Does negative mass reverse the arrow of time? General relativity predicts that normal mass (positive mass) results in the curvature of spacetime which in return leads to gravitation. Since space and time are bonded together, any change on the fabric of space may inevitably lead to a change in time, as postulated by Einstein's theory of relativity. So the effect of positive mass on time is that it slows it down through the formulation of an attractive gravitational field, but what happens to time in the presence of negative mass? 
 A: The time dilation factor with respect to an observer at infinity is
$$\sqrt{1-\frac{\text{2 G M}}{\text{c}^2\text{ r}}}$$
so if we plug in G=1, c=1, r=10 and M=+1 we get the clocks running slower by a factor of 0.8944 if they are in a distance of 10GM/c² from the center of the positive mass.
If we change the sign of M to M=-1 we get a time dilation factor of 1.095 so mathematically the clocks should run faster near negative masses than they would for a field free observer.
A: The arrow of time is believed to be related to the fact that the universe started in a state of low entropy and is evolving towards a state of larger entropy.
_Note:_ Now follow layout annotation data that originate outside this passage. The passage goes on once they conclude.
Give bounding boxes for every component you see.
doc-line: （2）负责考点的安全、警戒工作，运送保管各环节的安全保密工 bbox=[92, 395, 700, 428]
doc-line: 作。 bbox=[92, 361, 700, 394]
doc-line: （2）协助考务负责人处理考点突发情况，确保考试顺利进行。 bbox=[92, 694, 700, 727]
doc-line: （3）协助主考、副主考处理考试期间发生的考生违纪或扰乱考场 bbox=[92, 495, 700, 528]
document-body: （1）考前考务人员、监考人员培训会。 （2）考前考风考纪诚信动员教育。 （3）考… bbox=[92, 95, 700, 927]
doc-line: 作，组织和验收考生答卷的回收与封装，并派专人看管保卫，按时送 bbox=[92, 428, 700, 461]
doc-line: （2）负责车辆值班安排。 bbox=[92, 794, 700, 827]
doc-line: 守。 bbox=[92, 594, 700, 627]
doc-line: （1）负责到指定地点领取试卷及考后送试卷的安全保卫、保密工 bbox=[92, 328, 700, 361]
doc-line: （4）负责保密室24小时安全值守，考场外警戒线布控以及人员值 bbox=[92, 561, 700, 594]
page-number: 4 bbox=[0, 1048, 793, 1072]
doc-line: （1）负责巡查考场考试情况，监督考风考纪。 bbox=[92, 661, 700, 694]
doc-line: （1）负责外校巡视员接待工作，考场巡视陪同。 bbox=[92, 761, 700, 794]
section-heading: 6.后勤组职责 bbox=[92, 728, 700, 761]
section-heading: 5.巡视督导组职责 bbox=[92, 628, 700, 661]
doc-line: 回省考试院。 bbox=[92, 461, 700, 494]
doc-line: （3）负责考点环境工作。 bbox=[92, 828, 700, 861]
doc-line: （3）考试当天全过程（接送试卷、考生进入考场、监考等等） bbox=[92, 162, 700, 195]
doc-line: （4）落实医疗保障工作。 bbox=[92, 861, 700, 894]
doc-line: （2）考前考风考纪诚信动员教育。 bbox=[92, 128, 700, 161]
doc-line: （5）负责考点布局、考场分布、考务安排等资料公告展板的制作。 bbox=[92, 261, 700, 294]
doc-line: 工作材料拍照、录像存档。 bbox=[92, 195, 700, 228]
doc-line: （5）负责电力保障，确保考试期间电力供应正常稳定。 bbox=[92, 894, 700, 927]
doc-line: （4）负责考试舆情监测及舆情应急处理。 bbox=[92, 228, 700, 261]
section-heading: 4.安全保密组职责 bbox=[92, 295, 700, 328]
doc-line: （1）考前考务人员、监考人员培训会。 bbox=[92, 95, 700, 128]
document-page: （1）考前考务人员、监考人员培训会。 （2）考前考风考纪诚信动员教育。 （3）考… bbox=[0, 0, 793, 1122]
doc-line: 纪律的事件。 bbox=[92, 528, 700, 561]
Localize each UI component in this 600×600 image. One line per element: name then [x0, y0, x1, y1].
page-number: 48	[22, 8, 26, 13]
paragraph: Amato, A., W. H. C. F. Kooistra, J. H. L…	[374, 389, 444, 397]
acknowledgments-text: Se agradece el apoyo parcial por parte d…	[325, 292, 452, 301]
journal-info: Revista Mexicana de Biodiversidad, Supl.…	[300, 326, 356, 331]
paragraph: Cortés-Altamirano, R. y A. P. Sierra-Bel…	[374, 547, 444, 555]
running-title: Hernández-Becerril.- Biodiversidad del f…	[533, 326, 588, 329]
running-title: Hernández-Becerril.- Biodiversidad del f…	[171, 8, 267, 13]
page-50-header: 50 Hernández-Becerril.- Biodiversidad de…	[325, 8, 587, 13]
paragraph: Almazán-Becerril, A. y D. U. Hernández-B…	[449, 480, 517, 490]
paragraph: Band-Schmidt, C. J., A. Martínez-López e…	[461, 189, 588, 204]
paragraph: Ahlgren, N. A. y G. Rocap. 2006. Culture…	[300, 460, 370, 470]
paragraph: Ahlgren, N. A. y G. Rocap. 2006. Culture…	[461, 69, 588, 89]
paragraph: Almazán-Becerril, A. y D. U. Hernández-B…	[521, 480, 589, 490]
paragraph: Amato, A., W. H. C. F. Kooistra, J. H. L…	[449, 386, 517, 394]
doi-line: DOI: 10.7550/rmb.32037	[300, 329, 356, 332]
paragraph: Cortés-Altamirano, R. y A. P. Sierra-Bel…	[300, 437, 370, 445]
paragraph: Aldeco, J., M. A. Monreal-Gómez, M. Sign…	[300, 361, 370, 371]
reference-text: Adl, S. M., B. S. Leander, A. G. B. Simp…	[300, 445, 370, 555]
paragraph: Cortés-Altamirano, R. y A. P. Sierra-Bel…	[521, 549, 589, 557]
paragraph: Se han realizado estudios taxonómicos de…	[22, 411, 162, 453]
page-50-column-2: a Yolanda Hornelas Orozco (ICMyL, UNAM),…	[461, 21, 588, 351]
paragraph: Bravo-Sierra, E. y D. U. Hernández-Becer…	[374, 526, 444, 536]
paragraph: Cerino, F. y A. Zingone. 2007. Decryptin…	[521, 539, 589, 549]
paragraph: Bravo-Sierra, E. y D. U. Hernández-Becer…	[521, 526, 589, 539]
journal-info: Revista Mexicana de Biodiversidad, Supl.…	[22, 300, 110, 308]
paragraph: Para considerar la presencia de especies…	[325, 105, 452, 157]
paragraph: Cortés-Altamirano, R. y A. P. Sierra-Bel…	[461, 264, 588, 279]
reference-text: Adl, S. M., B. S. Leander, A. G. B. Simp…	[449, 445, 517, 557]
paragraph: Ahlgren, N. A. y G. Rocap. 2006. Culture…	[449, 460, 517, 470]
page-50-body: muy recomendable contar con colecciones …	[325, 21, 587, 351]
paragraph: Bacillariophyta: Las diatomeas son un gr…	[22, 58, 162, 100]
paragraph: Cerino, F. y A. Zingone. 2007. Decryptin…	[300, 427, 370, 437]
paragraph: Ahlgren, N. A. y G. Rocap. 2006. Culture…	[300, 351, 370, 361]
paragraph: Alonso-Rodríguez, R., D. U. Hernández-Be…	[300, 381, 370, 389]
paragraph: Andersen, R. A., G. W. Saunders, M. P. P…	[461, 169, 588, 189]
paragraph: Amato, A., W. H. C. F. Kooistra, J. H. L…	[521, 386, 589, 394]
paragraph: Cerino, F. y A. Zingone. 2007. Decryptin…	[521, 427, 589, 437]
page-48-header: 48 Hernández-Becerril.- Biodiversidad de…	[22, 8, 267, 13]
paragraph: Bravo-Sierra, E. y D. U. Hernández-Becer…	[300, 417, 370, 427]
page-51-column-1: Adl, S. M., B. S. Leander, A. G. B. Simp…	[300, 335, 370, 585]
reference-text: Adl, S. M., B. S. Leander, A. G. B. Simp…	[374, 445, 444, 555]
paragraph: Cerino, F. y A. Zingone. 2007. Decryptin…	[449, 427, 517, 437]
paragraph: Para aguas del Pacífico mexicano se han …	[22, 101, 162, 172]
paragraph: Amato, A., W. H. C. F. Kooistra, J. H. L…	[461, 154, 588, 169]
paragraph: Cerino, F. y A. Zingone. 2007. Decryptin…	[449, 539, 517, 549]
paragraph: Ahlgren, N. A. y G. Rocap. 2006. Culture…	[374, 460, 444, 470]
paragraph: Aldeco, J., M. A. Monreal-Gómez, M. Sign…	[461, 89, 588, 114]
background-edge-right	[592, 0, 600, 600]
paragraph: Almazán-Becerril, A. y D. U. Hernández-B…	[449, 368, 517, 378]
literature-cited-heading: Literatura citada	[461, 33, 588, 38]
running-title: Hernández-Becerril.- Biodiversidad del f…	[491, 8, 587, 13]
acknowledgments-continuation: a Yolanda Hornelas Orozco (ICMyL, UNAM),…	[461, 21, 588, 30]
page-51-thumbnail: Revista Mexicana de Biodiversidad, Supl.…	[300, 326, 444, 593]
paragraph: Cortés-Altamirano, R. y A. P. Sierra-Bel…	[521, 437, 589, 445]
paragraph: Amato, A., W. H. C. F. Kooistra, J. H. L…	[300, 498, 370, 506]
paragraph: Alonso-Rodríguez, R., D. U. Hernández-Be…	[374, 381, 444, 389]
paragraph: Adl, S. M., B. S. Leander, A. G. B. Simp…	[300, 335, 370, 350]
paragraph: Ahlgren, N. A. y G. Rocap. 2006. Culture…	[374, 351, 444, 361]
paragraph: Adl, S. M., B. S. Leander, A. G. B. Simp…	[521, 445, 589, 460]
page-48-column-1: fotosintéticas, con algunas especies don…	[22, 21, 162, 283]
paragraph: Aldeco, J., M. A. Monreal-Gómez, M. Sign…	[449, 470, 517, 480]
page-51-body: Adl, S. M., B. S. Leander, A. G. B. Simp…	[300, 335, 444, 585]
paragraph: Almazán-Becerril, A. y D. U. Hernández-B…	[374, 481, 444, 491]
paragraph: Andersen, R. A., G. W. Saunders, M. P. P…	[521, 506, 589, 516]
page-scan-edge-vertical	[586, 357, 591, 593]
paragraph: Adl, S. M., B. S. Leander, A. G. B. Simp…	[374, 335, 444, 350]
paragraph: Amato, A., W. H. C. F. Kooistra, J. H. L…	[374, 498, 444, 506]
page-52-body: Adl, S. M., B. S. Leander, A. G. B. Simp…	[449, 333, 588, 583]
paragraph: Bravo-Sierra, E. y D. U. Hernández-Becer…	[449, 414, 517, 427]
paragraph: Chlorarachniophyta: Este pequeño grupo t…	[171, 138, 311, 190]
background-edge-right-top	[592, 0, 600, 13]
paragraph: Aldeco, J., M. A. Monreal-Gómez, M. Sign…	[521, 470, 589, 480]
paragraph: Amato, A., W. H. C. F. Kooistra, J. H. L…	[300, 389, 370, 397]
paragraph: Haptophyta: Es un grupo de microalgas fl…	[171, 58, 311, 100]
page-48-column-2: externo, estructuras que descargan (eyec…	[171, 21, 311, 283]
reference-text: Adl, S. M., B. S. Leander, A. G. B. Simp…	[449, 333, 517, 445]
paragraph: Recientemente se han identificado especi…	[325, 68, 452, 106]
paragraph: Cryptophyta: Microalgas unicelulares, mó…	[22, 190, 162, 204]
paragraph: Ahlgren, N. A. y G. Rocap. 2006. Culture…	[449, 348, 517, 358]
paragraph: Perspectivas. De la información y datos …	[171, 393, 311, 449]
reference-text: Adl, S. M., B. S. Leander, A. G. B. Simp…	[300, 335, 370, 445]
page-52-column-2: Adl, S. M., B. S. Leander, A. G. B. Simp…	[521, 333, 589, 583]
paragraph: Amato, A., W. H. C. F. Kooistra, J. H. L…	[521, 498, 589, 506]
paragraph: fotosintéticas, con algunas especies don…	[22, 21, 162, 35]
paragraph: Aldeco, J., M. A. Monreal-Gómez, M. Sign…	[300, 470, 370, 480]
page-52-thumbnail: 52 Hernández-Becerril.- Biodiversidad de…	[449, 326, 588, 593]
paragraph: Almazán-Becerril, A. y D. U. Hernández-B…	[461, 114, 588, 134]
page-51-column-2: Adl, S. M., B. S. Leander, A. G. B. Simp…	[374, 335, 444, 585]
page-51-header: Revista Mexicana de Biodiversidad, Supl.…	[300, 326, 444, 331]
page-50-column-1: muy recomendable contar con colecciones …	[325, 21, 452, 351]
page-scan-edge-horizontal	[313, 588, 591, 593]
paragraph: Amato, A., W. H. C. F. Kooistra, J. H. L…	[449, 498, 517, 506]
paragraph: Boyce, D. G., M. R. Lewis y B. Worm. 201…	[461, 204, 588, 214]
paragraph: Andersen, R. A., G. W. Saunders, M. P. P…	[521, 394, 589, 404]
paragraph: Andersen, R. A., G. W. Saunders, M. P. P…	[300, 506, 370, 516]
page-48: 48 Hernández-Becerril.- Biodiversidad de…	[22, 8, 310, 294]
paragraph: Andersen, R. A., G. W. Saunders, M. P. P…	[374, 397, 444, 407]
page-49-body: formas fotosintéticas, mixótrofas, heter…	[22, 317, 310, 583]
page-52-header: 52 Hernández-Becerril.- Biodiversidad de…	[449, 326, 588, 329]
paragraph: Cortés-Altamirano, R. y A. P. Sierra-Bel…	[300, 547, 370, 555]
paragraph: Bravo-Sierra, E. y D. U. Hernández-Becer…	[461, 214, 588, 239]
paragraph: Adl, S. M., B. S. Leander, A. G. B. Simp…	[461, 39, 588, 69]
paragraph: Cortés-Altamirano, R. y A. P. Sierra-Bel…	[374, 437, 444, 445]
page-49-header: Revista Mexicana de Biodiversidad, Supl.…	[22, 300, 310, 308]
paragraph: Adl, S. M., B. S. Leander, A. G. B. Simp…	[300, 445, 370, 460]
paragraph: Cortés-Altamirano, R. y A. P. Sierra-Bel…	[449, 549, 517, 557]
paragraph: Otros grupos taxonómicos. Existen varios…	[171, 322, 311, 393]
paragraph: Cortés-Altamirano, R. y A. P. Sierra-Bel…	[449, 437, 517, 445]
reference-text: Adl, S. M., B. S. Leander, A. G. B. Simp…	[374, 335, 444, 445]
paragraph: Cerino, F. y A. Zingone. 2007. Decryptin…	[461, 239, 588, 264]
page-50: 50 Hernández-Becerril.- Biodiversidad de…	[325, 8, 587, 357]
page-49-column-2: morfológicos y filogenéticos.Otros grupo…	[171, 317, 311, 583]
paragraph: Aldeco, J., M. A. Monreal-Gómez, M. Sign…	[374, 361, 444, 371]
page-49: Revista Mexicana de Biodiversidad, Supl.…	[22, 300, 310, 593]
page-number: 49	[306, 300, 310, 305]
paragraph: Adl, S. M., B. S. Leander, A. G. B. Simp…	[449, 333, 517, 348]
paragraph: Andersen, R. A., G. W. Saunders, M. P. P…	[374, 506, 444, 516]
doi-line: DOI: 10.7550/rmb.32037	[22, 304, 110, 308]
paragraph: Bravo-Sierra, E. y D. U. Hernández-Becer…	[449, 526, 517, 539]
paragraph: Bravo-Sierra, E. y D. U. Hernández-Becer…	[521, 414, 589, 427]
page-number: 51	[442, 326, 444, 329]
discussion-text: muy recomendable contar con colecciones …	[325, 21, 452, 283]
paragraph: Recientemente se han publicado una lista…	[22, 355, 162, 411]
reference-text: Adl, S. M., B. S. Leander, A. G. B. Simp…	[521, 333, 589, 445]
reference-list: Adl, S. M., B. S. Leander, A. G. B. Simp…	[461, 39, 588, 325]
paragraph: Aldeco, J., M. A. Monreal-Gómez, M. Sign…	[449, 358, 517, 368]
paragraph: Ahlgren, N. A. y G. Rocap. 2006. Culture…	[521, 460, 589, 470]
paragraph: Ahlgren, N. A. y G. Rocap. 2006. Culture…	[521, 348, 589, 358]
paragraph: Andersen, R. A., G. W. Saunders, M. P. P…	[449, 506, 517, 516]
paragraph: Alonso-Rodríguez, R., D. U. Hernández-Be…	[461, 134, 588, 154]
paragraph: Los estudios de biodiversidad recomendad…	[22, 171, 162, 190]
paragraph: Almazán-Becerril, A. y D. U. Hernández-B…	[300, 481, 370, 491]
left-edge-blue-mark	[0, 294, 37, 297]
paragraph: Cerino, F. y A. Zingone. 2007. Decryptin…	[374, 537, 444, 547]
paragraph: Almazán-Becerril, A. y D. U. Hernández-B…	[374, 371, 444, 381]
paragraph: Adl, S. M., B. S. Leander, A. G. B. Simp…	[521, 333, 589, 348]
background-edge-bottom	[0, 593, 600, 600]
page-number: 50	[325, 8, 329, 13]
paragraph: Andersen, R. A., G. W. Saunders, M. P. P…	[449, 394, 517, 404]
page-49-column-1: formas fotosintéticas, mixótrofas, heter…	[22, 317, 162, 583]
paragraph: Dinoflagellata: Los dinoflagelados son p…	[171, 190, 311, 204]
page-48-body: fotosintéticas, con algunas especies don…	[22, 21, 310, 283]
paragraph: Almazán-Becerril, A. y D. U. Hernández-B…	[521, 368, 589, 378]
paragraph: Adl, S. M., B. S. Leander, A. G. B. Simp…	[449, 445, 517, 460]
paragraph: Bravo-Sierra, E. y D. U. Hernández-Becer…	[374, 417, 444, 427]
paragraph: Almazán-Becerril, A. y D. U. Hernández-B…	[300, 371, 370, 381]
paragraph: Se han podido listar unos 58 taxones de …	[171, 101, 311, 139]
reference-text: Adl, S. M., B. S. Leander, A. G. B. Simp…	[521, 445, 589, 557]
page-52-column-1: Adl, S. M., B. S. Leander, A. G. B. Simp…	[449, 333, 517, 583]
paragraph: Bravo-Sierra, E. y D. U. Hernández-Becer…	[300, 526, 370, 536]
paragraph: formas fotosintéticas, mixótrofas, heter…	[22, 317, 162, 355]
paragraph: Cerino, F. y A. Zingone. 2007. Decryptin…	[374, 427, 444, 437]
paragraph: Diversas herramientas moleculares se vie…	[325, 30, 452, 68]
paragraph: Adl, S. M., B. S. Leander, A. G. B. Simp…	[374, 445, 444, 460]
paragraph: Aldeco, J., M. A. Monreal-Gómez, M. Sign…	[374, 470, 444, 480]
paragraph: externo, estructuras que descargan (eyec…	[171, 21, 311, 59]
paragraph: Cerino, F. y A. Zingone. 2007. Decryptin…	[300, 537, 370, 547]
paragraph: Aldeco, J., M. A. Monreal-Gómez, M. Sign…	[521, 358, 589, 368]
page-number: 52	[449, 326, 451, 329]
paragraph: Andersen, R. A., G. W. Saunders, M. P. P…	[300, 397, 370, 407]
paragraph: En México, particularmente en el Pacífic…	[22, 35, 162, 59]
The effect of negative mass will not change this. The reason is that any model of negative mass will leave the initial state of the universe as as state of low entropy. A rather uniform distribution of mass in the presence of gravity, be it either attractive or negative, will still constitute a state of low entropy, whereas states of high entropy will be created as mass clumps start to form either as an effect of positive or negative mass. The second law of thermodynamics is  a statistical theorem that can be derived from very general principles, without the details of the force fields, thus there nothing a priori that would make a negative mass to reverse the arrow of time.